L'unica vera mosca bianca, la compagnia che sembra riuscita a trovare una formula segreta per sfuggire allo scorrere del tempo e preservare la bolla qualitativa attorno alle sue serie, rimane Nintendo. L'archetipo “same brand – different setting – different formula” è infatti un tratto tipico delle serie antologiche inaugurate dalla casa giapponese, e su tutte brilla l'esempio di The Legend of Zelda, che dopo 36 anni continua ad incarnare ripetutamente quel concetto di costante rinnovamento – che potremmo assimilare al “Kaizen” - cui altre saghe si trovano costrette a ricorrere come ultima risorsa, proprio come nel caso di Assassin's Creed: Origins.
Nintendo ha riservato il “trattamento Origins” a tutti i suoi marchi di maggiore successo fin dall'alba dei tempi, dalla già citata saga di Link fino all'universo di Mario, con quest'ultimo che già nel passaggio di testimone tra “64” e “Sunshine” scosse le fondamenta della formula fino ad arrivare alla rivoluzione di Galaxy.
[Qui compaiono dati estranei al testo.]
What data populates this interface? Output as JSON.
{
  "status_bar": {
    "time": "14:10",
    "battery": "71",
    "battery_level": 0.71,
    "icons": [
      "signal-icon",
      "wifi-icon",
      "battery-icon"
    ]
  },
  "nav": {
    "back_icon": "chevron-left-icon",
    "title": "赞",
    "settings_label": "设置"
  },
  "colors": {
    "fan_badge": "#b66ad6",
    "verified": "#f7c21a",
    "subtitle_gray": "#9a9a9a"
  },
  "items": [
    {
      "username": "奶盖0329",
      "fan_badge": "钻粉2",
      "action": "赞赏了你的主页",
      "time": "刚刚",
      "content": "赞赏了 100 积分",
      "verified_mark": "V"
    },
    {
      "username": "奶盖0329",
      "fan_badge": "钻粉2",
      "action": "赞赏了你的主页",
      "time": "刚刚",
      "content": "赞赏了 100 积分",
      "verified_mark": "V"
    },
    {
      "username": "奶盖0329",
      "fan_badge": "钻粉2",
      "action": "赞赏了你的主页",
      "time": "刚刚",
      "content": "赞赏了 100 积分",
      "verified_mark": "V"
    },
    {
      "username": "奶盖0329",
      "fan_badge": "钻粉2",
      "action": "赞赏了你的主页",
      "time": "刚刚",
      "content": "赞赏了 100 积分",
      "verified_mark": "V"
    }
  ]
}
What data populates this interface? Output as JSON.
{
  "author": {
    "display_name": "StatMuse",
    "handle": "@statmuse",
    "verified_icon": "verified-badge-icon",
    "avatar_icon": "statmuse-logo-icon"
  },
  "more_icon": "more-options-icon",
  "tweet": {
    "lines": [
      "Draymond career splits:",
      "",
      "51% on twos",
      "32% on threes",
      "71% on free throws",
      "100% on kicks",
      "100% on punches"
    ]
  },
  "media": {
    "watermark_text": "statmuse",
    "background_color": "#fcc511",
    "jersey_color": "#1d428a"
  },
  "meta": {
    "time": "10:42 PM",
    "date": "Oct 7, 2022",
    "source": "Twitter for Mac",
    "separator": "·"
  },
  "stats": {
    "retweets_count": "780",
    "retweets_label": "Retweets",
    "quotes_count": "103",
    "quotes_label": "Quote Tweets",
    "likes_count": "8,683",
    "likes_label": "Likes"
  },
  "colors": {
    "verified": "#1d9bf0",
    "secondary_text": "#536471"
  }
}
Se questo genere di approccio produttivo funzionava vent'anni fa è inevitabile che oggi, in seguito all'evoluzione del mercato, sia uno dei pochi a tenere banco.
La velocità a cui viaggiano le informazioni, la mole di trailer, il modello del gioco come servizio atto a perdurare, la forte presenza di contenuti aggiuntivi, l'esplosione delle formule remake e remastered, hanno cementificato nella mente degli appassionati determinate formule, ed è inevitabile che questi finiscano per storcere il naso quando gli viene servito lo stesso piatto ancora e ancora, perché andando avanti sembra sempre più vicina l'ultima volta che lo si ha assaggiato.
In conclusione, dinanzi al problema della sempre più frequente spremitura del frutto fino al completo esaurimento, esistono due sentieri percorribili. Il primo risiede nell'accettazione del tramonto del brand, dell'idea del vecchio che scompare per lasciare spazio al nuovo, che è ovviamente allettante, ma pone un problema economico che nel mercato contemporaneo pochissimi possono permettersi di affrontare.
In secondo luogo esiste l'evoluzione, che d'altra parte per risultare efficace nel lungo periodo dev'essere intesa come un concetto molto diverso dal semplice aggiornamento una tantum. Le grandi saghe ultra-trentennali e quelle antologiche hanno dimostrato con i fatti che si tratta di un'evoluzione pervasiva, presente a tutti gli stadi della produzione, radicata fin dal principio nelle fondamenta di ogni nuovo progetto anche quando il precedente è ancora in corso.
Probabilmente i grandi produttori del mercato che non sceglieranno di imboccare una di queste strade spingeranno alcuni brand storici sull'orlo dell'estinzione. Ma cosa faranno a quel punto? Si limiteranno a riavviare un ciclo che li condurrà inevitabilmente allo stesso punto, oppure avranno il coraggio di guardare avanti? L'unico modo per scoprirlo è attendere fino all'ingresso nel vivo della nona generazione di console, quando gli ultimi strascichi della scorsa avranno fatto il loro corso. Nel frattempo, giriamo a voi un'altra domanda: quali sono le saghe che più d'ogni altra hanno l'estremo bisogno di un forte rinnovamento?